Regularized linear regression as MAP

2020/07/01

Suppose we have input vectors \(\{ x_i \}_{i = 1}^n\) and corresponding scalar targets \(\{ y_i \}_{i = 1}^n\), where each input vector \(x_i \in \mathbb{R}^d\). We can arrange the inputs as a matrix \(X\) and the targets as a vector \(y\):

\(\displaystyle X = \left( \begin{array}{ccc} {-\!\!-} & x_1^T & {-\!\!-}\\ & \vdots & \\ {-\!\!-} & x_n^T & {-\!\!-} \end{array} \right) \in \mathbb{R}^{n \times d} \quad \text{ and } \quad y = \left( \begin{array}{c} y_1\\ \vdots\\ y_n \end{array} \right) \in \mathbb{R}^n\)

Assume the conditional distribution \(y_i |x_i, w\) is normal with mean \(x_i^T w\) and known variance \(\sigma^2\). Under i.i.d assumptions on the data the likelihood is:

\(\displaystyle p (y|X, w) =\mathcal{N} (y|Xw, \sigma^2 I)\)

We will also assume an isotropic gaussian prior on the weights with known variance \(s^2\):

\(\displaystyle p (w) =\mathcal{N} (w| 0, s^2 I)\)

We can use Bayes rule to obtain the posterior distribution over the weights:

\(\displaystyle p (w|X, y) = \frac{p (y|X, w) p (w)}{\int p (y|X, w') p (w') d w'}\)

It turns out that the posterior is actually normal, with mean and covariance we can solve for exactly, though the algebra is a bit messy. Instead of trying to find the whole posterior distribution, here we just want the MAP estimate, the single value of \(w\) that maximizes the log density:

\(\displaystyle \arg \max_w F (w) = \log p (w|X, y)\)
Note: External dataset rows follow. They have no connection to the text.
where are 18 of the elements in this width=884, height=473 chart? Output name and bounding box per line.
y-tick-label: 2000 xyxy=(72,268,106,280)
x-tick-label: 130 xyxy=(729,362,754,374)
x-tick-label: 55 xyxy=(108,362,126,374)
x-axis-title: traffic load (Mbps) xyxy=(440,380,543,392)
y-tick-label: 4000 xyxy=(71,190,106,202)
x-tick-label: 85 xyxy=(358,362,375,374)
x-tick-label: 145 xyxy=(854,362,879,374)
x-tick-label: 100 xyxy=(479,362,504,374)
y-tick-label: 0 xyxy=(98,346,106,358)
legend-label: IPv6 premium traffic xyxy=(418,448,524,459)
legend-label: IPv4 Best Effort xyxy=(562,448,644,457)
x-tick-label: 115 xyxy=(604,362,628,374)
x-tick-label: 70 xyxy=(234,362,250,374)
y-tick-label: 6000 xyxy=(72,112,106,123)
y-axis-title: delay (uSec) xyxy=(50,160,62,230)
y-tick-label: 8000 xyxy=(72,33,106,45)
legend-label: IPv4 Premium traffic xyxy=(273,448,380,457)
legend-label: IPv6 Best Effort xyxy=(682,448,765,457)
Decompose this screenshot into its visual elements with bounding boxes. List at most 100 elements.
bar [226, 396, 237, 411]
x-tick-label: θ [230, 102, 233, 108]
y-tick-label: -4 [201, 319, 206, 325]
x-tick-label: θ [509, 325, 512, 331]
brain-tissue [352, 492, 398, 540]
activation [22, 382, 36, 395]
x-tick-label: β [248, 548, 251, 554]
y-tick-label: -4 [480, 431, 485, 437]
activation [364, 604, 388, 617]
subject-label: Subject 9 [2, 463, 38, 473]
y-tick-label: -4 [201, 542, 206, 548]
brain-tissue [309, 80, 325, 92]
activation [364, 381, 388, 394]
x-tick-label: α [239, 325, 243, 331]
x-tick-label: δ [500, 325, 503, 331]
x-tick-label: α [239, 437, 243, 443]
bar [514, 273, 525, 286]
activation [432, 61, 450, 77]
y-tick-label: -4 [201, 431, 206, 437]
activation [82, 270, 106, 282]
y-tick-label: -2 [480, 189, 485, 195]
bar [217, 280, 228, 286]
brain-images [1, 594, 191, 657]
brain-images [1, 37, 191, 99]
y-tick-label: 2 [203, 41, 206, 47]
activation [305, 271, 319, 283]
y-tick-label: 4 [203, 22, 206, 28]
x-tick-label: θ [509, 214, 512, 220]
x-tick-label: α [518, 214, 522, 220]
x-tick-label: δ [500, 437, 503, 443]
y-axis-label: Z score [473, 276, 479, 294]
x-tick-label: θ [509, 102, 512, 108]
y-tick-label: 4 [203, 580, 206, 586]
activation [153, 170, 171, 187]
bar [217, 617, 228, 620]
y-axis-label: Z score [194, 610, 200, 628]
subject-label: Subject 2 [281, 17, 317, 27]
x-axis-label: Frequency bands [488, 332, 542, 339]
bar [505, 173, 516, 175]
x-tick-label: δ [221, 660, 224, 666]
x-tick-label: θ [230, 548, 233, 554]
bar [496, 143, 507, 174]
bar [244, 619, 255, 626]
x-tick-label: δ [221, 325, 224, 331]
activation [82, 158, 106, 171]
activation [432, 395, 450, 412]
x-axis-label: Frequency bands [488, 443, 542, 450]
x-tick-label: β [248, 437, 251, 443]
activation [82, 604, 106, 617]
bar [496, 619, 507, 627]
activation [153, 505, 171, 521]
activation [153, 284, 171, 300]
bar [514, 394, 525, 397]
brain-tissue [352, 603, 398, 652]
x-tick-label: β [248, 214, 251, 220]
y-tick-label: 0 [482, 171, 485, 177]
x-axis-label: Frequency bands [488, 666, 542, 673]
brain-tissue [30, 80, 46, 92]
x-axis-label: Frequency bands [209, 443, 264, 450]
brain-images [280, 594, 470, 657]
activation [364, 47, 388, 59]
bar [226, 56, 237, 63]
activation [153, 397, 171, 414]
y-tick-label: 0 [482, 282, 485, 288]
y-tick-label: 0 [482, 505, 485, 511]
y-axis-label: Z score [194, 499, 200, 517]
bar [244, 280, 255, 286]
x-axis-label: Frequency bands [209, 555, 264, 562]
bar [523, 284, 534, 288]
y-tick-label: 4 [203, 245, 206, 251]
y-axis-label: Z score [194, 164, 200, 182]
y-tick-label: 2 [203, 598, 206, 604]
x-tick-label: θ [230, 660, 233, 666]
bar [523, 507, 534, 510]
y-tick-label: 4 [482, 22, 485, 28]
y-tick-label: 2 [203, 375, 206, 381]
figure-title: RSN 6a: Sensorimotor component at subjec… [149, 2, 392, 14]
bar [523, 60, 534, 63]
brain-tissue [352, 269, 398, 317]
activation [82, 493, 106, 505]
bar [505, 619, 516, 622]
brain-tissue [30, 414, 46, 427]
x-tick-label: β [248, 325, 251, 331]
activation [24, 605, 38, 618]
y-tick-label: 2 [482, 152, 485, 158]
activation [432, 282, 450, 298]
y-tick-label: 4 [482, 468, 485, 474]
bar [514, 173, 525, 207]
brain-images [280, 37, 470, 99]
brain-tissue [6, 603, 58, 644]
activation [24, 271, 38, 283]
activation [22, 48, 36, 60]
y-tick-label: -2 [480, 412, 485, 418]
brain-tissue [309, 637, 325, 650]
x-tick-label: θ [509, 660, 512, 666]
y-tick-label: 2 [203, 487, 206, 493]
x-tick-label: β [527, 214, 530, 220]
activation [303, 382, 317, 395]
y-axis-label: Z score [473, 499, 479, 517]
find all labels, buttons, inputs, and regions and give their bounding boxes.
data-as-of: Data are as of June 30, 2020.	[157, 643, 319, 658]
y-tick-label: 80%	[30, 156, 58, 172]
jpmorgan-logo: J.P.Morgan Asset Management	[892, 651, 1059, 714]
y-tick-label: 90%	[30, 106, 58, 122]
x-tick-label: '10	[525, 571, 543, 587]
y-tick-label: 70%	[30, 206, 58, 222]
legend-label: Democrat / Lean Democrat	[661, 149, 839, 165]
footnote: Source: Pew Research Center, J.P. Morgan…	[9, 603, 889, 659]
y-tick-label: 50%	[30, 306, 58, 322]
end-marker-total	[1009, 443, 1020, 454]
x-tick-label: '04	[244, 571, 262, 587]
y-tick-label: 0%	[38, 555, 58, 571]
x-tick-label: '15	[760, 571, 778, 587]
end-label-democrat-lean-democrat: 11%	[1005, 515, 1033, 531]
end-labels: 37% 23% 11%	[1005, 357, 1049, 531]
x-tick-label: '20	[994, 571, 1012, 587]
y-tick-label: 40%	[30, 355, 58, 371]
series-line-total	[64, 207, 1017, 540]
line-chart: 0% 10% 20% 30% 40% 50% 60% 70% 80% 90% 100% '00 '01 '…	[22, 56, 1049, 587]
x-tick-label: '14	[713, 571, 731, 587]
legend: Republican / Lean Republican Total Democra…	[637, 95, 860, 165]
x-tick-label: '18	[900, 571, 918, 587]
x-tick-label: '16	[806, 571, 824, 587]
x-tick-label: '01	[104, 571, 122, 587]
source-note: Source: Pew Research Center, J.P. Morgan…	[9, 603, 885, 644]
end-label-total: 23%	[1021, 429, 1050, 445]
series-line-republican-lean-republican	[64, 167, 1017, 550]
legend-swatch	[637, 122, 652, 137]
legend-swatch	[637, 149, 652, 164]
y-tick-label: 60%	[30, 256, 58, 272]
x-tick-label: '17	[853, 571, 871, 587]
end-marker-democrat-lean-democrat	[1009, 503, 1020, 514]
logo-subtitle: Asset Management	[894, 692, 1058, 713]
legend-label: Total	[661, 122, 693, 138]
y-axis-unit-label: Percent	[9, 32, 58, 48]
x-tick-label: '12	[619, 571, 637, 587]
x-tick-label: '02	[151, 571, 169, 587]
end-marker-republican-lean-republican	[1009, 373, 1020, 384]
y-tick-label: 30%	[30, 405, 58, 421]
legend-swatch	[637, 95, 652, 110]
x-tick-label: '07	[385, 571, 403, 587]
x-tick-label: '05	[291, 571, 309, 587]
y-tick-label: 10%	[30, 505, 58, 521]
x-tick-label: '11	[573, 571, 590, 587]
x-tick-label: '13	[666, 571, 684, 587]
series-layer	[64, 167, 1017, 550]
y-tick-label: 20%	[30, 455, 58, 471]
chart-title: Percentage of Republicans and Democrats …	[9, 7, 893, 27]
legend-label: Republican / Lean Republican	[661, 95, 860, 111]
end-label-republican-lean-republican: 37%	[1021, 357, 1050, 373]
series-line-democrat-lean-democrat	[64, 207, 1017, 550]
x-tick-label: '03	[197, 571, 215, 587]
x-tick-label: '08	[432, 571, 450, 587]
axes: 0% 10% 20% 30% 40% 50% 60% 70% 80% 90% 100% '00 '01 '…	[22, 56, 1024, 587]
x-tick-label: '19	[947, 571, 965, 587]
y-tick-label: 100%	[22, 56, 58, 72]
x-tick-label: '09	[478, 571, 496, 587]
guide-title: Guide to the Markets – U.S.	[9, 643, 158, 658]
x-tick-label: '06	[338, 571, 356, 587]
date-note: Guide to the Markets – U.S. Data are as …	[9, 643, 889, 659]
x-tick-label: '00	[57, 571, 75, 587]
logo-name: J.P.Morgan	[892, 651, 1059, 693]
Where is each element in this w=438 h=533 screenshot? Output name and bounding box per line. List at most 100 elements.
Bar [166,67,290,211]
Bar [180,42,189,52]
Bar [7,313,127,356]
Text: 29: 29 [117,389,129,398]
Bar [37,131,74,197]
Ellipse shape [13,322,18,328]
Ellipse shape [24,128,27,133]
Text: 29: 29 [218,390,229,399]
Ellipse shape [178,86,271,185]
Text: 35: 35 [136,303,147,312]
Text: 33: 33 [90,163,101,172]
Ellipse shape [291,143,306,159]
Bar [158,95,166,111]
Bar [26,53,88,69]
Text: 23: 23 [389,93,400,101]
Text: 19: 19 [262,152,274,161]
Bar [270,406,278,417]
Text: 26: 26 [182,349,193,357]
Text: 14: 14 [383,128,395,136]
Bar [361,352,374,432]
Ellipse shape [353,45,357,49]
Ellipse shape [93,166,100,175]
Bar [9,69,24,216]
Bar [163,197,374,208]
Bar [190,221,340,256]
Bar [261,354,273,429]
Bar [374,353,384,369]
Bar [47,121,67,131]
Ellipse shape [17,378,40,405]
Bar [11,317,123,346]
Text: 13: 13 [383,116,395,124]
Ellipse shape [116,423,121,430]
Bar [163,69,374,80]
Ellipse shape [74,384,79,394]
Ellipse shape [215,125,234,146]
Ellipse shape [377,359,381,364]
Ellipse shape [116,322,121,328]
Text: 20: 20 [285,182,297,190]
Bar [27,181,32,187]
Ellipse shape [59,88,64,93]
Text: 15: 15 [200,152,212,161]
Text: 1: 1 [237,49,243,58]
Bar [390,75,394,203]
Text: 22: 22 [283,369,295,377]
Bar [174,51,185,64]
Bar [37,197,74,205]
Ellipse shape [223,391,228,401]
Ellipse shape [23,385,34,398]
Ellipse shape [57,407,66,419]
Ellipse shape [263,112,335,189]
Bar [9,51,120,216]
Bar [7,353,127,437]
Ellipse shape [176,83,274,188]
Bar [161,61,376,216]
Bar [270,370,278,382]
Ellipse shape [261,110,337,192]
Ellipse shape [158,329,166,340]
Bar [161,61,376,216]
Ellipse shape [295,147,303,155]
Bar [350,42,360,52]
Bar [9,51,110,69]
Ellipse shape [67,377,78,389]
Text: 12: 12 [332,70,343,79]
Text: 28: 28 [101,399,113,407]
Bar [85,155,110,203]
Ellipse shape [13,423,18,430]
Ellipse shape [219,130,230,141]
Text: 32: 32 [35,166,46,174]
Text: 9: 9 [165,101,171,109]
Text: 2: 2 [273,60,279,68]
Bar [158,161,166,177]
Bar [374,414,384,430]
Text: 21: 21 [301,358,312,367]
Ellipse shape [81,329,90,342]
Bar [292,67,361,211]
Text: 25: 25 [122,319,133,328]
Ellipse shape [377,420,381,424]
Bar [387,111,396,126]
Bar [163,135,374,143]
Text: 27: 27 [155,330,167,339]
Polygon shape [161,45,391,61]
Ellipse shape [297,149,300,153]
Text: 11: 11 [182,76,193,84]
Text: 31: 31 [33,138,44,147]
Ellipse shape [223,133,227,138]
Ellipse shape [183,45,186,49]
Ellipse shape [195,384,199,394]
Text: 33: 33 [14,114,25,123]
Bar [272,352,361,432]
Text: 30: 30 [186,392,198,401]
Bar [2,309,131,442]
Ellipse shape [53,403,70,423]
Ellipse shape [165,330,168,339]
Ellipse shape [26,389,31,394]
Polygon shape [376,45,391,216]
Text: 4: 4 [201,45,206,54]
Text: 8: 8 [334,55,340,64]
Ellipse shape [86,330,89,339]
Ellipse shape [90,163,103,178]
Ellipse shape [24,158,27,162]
We can expand the MAP objective:

\begin{eqnarray*} F (w) & \propto & \log p (y|X, w) + \log p (w)\\ & = & \log \mathcal{N} (y|Xw, \sigma^2 I) + \log \mathcal{N} (w| 0, s^2 I)\\ & = & - \frac{1}{2} [(y - Xw)^T (\sigma^2 I)^{- 1} (y - Xw)] - \frac{1}{2} [w^T (s^2 I)^{- 1} w] + C\\ & = & - \frac{1}{2 \sigma^2} \| y - Xw \|^2 - \frac{1}{2 s^2} \| w \|^2 + C \end{eqnarray*}

Dropping the constant and multiplying the objective by \(- 2 \sigma^2\) gives us a minimization problem:

\(\displaystyle \arg \min_w L (w) = \| y - Xw \|^2 + \left( \frac{\sigma^2}{s^2} \right) \| w \|^2\)

This objective is identical to L2-regularized least squares with regularization constant \(\lambda = \left( \frac{\sigma^2}{s^2} \right)\).